Horse Racing Forum - PaceAdvantage.Com - Horse Racing Message Board - View Single Post

DeltaLover · 08-22-2017, 10:58 AM

Quote:

Originally Posted by classhandicapper

I tried something approximating difference from the top and got pretty good results, but I think I see a flaw in the approach.

The regression is looking at multiple field values for each horse as input and then the finish position of the horses. So it is more or less trying to maximize the ability to rank all the horses in a race correctly. I'm really only interested in the ability to pick winners. It's not doing that nearly as well as I can do it with weights for each factor that came up with via trial and error.

So I need to somehow stress that the winners are the key.

Perhaps instead of ranking all the horses in each race I could look at just the top 3 finishers????

Logistic regression can be seen as a special case of neural networks; many problems are impossible to be solved with the former but require the latter. Such a problem can be found in the prediction of the finish positions that you are describing here.
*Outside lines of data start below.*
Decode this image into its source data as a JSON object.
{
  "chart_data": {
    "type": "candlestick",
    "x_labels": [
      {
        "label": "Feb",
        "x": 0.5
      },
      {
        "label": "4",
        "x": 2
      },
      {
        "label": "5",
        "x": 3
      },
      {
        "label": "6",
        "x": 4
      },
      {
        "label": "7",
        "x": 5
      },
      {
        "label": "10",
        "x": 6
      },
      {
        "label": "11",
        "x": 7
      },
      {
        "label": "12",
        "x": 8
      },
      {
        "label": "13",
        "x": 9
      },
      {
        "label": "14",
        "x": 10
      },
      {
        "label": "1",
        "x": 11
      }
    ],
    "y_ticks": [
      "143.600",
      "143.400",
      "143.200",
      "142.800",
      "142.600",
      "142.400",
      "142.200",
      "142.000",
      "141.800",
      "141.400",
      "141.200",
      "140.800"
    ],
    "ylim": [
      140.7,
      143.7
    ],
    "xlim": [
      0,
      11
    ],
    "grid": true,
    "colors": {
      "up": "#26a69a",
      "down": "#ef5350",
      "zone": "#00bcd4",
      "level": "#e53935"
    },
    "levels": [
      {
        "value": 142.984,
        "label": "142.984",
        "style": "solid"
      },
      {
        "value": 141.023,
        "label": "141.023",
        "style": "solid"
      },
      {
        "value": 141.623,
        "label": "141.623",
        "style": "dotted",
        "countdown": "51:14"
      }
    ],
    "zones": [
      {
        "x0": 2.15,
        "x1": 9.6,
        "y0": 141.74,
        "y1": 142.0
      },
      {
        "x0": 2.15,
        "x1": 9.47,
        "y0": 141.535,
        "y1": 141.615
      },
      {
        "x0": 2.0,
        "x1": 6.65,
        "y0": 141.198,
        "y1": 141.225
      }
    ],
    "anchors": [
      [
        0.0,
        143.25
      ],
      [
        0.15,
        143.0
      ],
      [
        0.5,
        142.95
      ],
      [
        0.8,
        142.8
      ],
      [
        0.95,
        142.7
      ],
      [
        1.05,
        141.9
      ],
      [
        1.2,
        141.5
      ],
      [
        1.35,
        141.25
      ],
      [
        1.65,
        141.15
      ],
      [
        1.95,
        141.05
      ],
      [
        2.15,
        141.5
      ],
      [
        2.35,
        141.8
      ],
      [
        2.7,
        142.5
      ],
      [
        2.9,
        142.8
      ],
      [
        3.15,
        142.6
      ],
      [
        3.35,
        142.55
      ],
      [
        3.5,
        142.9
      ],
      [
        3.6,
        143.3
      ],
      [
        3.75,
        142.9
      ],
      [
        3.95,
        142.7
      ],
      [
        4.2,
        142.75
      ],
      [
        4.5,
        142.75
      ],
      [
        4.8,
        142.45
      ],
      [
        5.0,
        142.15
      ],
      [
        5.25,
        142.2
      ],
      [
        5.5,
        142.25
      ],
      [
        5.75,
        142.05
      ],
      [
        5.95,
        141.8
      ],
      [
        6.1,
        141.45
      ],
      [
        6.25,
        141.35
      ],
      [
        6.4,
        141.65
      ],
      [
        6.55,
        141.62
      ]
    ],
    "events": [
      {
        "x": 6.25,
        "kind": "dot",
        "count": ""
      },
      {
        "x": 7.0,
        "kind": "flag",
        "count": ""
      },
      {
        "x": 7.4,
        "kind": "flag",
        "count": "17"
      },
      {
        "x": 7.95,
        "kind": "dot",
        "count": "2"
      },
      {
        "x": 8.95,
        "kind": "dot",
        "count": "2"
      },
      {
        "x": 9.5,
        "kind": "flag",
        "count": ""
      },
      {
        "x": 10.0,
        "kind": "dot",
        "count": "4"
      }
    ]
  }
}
What I see as the major challenge though, is not the algorithm to be used but the way to present the data to it; some of the data preprocessing tasks that need to be addressed are the following:

What the metrics to use? (ex: speed or pace figure, closing figures etc)
How to generate the necessary metrics? (ex: track variant estimation, cross distance - track adjustment etc)
How many past performances to use? (ex: Do we need individual models based in the number of available past performances? How to handle shippers? etc)
Should metrics be normalized using a per race window or passed in absolute values?)
How to pass race level data? (ex: Like wire to wire winning stats, average speed figures for all starters etc)
What kind and how to pass primitive (predicates) handicapping factors?(ex: layoffs, dirt to turf, first lasix etc)
How to handle connections? (ex: jockey/ trainer changes etc)

Even after answering all these questions, we still need to decide how to formulate the “target” of the model and by this I mean that simply targeting for raw finish ordering might very well not be any useful as at best it will match the crowd’s ranking.